Yevgeny Prigozhin: His days were numbered
After his death, Putin will be at peace with the mutineers, but it will be a new setback for the Kremlin
Putin does not forgive. Could anyone think otherwise after Yevgeny Prigozhin’s failed coup and betrayal, in which dozens of soldiers were killed by the Wagner Group’s mutinous mercenaries? This is how the mafia takes action, and Russia — which has become a mafia state par excellence under the cold and iron-fisted authority of Vladimir Putin — was not going to do otherwise.
It was just a matter of waiting for the right moment, exactly two months after the failed uprising. Russian official sources have confirmed that Prigozhin was aboard a plane that crashed north of Moscow, killing all on board. But there is always that chance that this was a setup so that Prigozhin could disappear from the map and save himself from persecution. In this version, Prigozhin signed up for the deadly flight, but secretly got on another plane — a feat fit for a mafia boss.
In either case, Putin comes out stronger if we are looking at the internal correlation of forces in the mafia power group. But his cause is not any stronger. The death of the billionaire head of Wagner’s mercenaries — a group that murders, tortures and rapes —, and the death of his right-hand man — who was also on the flight — will be celebrated by Ukrainians, who have suffered most directly from his criminal actions. Putin will be at peace with the mutineers, but it is a new setback for the Kremlin, one more in the string that make up its ill-fated invasion of Ukraine.

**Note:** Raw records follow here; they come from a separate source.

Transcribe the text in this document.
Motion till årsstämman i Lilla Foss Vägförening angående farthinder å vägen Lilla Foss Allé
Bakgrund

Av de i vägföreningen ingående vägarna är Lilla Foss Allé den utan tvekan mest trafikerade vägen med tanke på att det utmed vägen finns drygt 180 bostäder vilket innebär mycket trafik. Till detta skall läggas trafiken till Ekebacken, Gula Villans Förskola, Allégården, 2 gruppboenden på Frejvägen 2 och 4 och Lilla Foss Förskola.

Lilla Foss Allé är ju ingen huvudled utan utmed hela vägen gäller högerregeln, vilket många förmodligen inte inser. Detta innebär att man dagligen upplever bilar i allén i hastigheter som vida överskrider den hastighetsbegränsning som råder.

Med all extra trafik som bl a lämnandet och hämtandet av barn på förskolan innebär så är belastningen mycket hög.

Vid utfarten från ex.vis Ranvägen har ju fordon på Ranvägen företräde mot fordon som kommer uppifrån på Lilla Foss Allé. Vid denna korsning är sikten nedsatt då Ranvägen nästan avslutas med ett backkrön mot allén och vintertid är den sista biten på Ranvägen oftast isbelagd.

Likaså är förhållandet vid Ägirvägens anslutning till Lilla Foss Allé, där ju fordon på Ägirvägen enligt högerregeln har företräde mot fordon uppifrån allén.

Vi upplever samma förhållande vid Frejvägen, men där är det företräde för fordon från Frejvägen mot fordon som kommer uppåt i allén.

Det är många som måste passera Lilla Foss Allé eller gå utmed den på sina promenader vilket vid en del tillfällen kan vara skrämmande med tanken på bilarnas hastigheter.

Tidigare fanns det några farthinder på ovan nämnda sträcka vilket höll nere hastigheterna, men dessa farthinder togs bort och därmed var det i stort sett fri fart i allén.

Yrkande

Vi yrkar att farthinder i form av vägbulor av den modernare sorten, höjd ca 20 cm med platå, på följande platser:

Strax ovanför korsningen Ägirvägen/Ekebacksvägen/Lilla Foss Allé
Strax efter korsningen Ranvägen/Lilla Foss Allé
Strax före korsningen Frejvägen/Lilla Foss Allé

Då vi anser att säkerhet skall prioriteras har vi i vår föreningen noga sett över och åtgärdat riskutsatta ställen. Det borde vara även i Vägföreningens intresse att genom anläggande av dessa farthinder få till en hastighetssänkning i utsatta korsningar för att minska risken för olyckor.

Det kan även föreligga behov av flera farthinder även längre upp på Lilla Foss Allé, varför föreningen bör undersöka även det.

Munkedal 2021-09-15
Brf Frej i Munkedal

This type of event requires some plausible explanation from Russian authorities, although there is concern it may never arrive. The circumstances of Prigozhin’s death also leave room for doubt. But the footage of the plane in free-fall and the sound of two detonations before the crash seriously raises the possibility that the plane was attacked or shot down by a Russian military battery. In any case, the crash has the same features of a selective assassination, in which a murder is carried out with precision, economy and sobriety of means, and blame can be denied.
This is how things work in a large part of the wars of the 21st century, in accordance with the most obvious methods of the Putin regime in its liquidation of former agents, spies, traitors and dissidents. And this is how the mafia acts, although it usually does so with more discretion. Making a scene, however, is a way to make an example of someone. In this case, the spectacle is on social media, where video of the plane plummeting to earth and then exploding on the ground has gone viral. It is within those roaring flames where the deadly warlord and Putin condottiero supposedly met his end.